The primary goal is to establish a composite clinical-immune-metabolic score to predict relapse risk after allo-HSCT. This score, derived from a wide range of clinical and biological variables, will be integrated into a simulation tool available to clinicians to estimate relapse probability and guide therapeutic decisions. At the same time, the project will identify candidate molecules as novel therapeutic targets, paving the way for early-phase clinical trials.

Clinical applications
A simple, early test based on readily available clinical and biological data will help identify high-risk patients and adapt their management before relapse occurs (chemotherapy, immunotherapy, CAR-T cells).
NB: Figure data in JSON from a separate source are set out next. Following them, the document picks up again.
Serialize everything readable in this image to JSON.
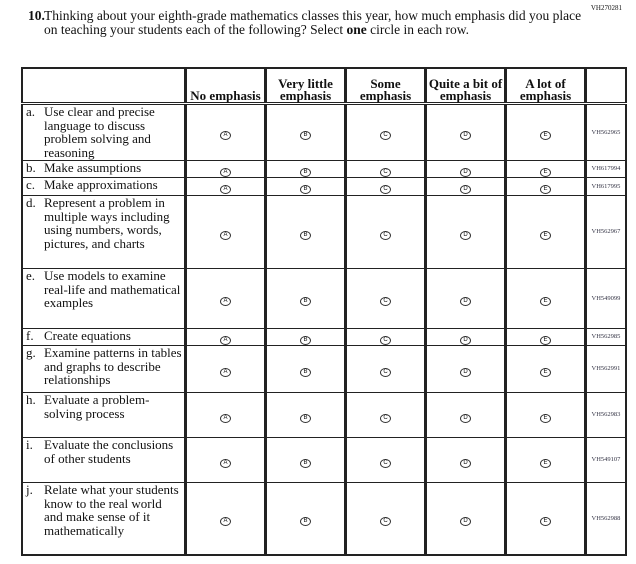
{
  "question_id": "VH270281",
  "question": {
    "number": "10.",
    "text_before": "Thinking about your eighth-grade mathematics classes this year, how much emphasis did you place on teaching your students each of the following? Select ",
    "text_bold": "one",
    "text_after": " circle in each row."
  },
  "columns": [
    "No emphasis",
    "Very little emphasis",
    "Some emphasis",
    "Quite a bit of emphasis",
    "A lot of emphasis"
  ],
  "bubble_letters": [
    "A",
    "B",
    "C",
    "D",
    "E"
  ],
  "rows": [
    {
      "letter": "a.",
      "text": "Use clear and precise language to discuss problem solving and reasoning",
      "code": "VH562965",
      "h": 57
    },
    {
      "letter": "b.",
      "text": "Make assumptions",
      "code": "VH617994",
      "h": 17
    },
    {
      "letter": "c.",
      "text": "Make approximations",
      "code": "VH617995",
      "h": 18
    },
    {
      "letter": "d.",
      "text": "Represent a problem in multiple ways including using numbers, words, pictures, and charts",
      "code": "VH562967",
      "h": 73
    },
    {
      "letter": "e.",
      "text": "Use models to examine real-life and mathematical examples",
      "code": "VH549099",
      "h": 60
    },
    {
      "letter": "f.",
      "text": "Create equations",
      "code": "VH562985",
      "h": 17
    },
    {
      "letter": "g.",
      "text": "Examine patterns in tables and graphs to describe relationships",
      "code": "VH562991",
      "h": 47
    },
    {
      "letter": "h.",
      "text": "Evaluate a problem-solving process",
      "code": "VH562983",
      "h": 45
    },
    {
      "letter": "i.",
      "text": "Evaluate the conclusions of other students",
      "code": "VH549107",
      "h": 45
    },
    {
      "letter": "j.",
      "text": "Relate what your students know to the real world and make sense of it mathematically",
      "code": "VH562988",
      "h": 72
    }
  ]
}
In some cases, it could even contribute to optimizing donor selection. The partners’ strong experience in post-transplant biotherapy trials will accelerate clinical translation.

Scientific and medical impact
By applying multi-omics to a large allo-HSCT cohort, this project will advance our understanding of relapse mechanisms and the graft-versus-leukemia effect. It will capture the complexity of post-transplant immune responses and may uncover novel biological processes relevant not only to hematologic malignancies but also to solid tumors. The medical impact will be substantial: tailoring therapeutic strategies to relapse risk with direct benefits for patients.
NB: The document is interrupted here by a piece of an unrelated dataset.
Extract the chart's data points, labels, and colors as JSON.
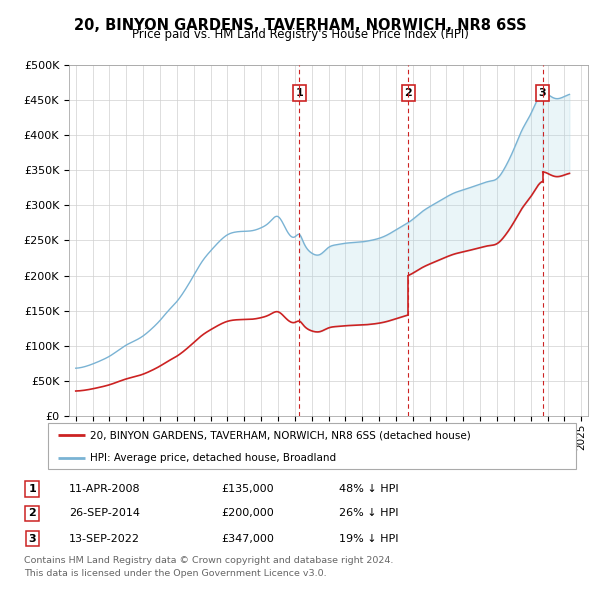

The project will produce high-impact publications and patents, notably for the relapse prediction simulator. A consortium agreement will define intellectual property sharing and pathways for industrial valorization. Furthermore, the success of the project will strengthen the scientific and commercial positioning of Artelys Knitro, promoting its adoption in the medical field.

Scientific background
Allogeneic hematopoietic stem cell transplantation (alloHSCT) is the first cellular immunotherapy developed to cure hematologic malignancies. It is based on the anti-tumor allo-immune response (graft versus tumor effect) induced by the donor immune system also transferred during the transplant process. Despite its efficiency, hematologic malignancies relapse accounts for half of deceases and to date, no biomarker allow to predict whose patient will relapse after allogeneic HSCT and to identify these patients early before relapse. Traditional statistical methods used for biomarker identifications are limited, mostly by their parametric nature, and could benefit from advanced machine learning and optimization techniques to select relevant variables and link them to the relapsing process. This unmet medical need is of critical importance to improve prognosis of patients who are currently treated for a hematologic cancer with allo-HSCT and to adapt their treatment before relapse.

Hypothesis
Here, we assume that integration of clinical data with immune and metabolic variables could provide metadata for a mathematical model to predict relapse occurrence.

Aims
To characterize circulating immune subsets and metabolome in the donor and to compare them at 3 months and one year after transplantation in patients with or without relapse
To build a calibrated stochastic simulator for the relapsing process, accounting for post-transplant events and integrating clinical data with immune and metabolic variables.

Methodology
This project will rely on a multicentric cohort of 369 patients who received an alloHSCT. We will use mass cytometry and mass spectrometry to decipher circulating immune subsets and metabolites associated with relapse and other post-transplantation events. We will then create a simulator that model the dynamics of post-transplant events to identify relevant biomarkers using advanced optimization techniques and to generate a tool to predict relapse after alloHSCT. Validation in animal model will finally help to identify relevant new therapeutic targets.

Expected results and impact
This project will use data from an already constituted large cohort of patients to develop a machine learning tool for clinicians to estimate the probability of relapse based on various clinical and immune-metabolic data.